Wednesday, August 11, 2004 


Industrial Policy (Part 995)

The LA Times reports: "L.A. City Council Votes to Restrict Superstores ... The law would require studies of possible harm before large centers such as Wal-Mart are built."

I imagine that the 13 of 15 L.A. City Council members who voted for this measure also dream of requiring studies of the "possible harm" before anyone can legally file to compete with them at the polls.

For now, the professional harm detectors have a windfall. The influence of politicians and their acolytes is extended. Inefficient retailers get a pass. The poorest customers have to travel further for lower prices and more variety. Entry level jobs are foreclosed, etc., etc., etc.

Conventional measure of the size of government understate the harm that politicians do. The full consequences of this stuff are not so easily detected.


Monday, August 09, 2004 


Elections and Markets

Yesterday's NY Times reports that, "Polls Say Kerry. Futures Say Bush". It appears that Bush futures have a slight lead in both of the the major political futures electronic markets, the one at Intrade and the one at the University of Iowa -- and both are contradicted by various election polls.

The article, by Daniel Gross, reports that the electronic markets have the better track record in getting presidential election outcomes right. Gross notes that bets on futures markets are by people who are putting their money where their mouths are. He then stumbles by noting that, "The people who trade securities online look a lot more like the crowd at the '21' Club -- most of them affluent white men -- than the voter registration lists."

Huh? Are PC demographic descriptors relevant on any futures market? If so, there is money to be made.

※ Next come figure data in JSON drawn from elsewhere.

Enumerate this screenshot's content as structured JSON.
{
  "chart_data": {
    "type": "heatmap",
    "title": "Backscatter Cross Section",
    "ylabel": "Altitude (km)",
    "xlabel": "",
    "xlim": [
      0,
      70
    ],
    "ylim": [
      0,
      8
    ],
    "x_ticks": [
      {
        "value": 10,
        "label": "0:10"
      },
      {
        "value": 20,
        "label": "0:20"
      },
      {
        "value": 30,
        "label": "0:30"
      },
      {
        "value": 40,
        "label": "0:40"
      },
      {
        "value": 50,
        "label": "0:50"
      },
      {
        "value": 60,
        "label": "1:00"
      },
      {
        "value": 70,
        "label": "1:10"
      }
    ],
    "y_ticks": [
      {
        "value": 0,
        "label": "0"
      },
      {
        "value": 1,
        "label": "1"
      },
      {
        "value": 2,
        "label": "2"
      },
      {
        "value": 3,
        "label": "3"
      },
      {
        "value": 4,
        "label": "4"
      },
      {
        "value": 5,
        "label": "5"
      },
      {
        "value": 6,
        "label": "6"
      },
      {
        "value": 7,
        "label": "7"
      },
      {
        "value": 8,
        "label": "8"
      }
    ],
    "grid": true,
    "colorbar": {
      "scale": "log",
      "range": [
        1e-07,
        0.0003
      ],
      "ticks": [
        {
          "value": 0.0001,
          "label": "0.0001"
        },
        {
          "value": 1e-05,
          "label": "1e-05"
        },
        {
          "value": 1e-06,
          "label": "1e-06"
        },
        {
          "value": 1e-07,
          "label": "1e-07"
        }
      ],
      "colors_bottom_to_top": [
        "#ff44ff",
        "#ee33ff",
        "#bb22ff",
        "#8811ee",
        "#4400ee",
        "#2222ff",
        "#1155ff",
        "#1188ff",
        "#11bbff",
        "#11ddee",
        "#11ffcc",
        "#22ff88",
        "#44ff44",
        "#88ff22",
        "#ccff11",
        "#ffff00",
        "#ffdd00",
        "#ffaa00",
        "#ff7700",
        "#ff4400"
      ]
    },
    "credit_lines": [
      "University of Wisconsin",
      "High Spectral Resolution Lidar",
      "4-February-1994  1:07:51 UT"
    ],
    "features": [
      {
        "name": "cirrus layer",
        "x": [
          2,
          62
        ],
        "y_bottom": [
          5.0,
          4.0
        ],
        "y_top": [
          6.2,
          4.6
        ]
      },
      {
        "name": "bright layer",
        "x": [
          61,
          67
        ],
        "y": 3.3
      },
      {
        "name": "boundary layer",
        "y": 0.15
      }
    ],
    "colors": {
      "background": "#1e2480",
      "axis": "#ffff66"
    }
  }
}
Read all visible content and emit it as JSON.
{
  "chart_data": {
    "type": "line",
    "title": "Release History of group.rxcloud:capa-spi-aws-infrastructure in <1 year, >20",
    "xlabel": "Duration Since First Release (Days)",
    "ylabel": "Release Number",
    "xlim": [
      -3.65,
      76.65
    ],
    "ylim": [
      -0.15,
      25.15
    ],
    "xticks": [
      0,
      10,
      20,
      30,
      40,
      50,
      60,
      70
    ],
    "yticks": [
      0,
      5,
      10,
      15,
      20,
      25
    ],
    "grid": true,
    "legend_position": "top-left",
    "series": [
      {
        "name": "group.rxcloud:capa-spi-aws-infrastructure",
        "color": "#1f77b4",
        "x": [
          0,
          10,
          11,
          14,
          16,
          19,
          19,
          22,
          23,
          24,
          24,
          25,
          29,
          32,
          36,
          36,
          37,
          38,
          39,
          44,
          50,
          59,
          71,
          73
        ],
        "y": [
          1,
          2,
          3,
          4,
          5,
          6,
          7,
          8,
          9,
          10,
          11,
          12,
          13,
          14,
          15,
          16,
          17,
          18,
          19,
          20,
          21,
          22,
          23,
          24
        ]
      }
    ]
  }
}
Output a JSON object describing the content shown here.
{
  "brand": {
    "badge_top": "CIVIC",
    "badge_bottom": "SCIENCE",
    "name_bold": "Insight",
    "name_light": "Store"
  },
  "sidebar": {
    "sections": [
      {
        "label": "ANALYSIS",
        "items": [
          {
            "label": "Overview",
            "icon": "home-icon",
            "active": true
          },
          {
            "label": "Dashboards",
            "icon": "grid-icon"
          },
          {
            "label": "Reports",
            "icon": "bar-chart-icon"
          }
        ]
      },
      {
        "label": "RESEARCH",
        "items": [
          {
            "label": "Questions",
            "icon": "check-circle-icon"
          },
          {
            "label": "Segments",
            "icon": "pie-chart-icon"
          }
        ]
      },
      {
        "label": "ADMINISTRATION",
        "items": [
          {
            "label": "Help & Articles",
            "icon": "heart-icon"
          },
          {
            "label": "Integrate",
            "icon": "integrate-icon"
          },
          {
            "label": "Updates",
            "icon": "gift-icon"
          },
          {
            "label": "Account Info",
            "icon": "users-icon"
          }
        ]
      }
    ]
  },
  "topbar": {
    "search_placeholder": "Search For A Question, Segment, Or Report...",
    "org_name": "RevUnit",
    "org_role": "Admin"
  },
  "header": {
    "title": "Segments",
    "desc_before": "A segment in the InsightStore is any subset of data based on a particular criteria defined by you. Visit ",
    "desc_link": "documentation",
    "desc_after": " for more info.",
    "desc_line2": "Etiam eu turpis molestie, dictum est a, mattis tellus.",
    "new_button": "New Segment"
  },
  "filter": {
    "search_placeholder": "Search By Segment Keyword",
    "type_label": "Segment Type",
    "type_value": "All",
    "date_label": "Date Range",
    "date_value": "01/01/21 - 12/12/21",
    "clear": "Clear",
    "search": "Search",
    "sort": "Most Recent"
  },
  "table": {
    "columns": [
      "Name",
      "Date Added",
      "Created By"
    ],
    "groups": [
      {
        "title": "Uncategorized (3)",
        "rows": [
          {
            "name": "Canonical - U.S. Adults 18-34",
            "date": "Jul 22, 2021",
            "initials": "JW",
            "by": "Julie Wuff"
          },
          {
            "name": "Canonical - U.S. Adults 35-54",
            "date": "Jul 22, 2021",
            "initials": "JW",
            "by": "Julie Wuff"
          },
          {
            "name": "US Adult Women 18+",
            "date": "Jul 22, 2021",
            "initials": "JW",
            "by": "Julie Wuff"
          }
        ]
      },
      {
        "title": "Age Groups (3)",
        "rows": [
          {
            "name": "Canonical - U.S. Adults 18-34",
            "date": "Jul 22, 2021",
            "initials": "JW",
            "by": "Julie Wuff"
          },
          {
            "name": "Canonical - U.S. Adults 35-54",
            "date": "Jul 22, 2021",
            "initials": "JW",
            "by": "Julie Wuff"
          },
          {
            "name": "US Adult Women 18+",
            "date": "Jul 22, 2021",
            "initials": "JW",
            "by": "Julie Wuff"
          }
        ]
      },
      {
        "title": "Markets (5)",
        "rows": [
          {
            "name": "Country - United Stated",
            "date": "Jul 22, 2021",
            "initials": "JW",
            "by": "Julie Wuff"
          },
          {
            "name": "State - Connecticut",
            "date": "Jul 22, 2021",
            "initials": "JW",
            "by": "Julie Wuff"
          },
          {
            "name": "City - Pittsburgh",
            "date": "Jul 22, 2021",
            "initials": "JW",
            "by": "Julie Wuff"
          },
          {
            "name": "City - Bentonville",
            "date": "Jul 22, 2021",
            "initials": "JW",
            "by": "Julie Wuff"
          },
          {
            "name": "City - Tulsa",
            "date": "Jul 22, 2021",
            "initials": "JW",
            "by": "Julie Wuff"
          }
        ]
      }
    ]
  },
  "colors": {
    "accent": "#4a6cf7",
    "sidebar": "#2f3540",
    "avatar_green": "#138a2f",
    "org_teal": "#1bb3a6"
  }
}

I used to be confused when political pollsters were identified by their party affiliations and leanings. I thought that they were in the business of discovery. So what does it matter what their politics are? A little reflection suggested that their views do matter because polling is really about focus groups and testing campaign themes. It has much less to do with forecasting. Now that advances in communications and funds transfers have made more and more futures markets possible, the forecasting function of political polling is probably on the way out.


Sunday, August 08, 2004 


Well-offness

Marginal Revolution includes a nice post on the perennial discussion of what constitutes "well offness", what do happiness surveys tell us, myopia, etc.

Priests and professors (and many others) have for years been telling anyone who would listen that they are pursuing all of the false gods, including the worst of them all, Mammon.

This is a discussion that we will always have. Perhaps to the good. In the meantime, can we celebrate a situation where more of us have more free choice over what to pursue than ever?

This usually where the incoherent stumble. An occasional theme of the left is that people have "too many choices" (this is wasteful and/or causes sensory overload and headaches, etc.). Yet, many of the same critics also claim that the evolving built environment, for example, is sterile and devoid of truly "interesting" (to me) choices.

The latter complaint cannot be addressed without reference to microeconomics and scale economies. In open markets, market niches left unattended are unlikely unless the technology is such that profitable scale is much larger then the effective demand size of the niche.

Yet, it is a safe bet that even were all demand niches to coincide with all profitable scales, the discussion of elusive well-offness would proceed. Arguably, it touches on all seven of the deadly sins.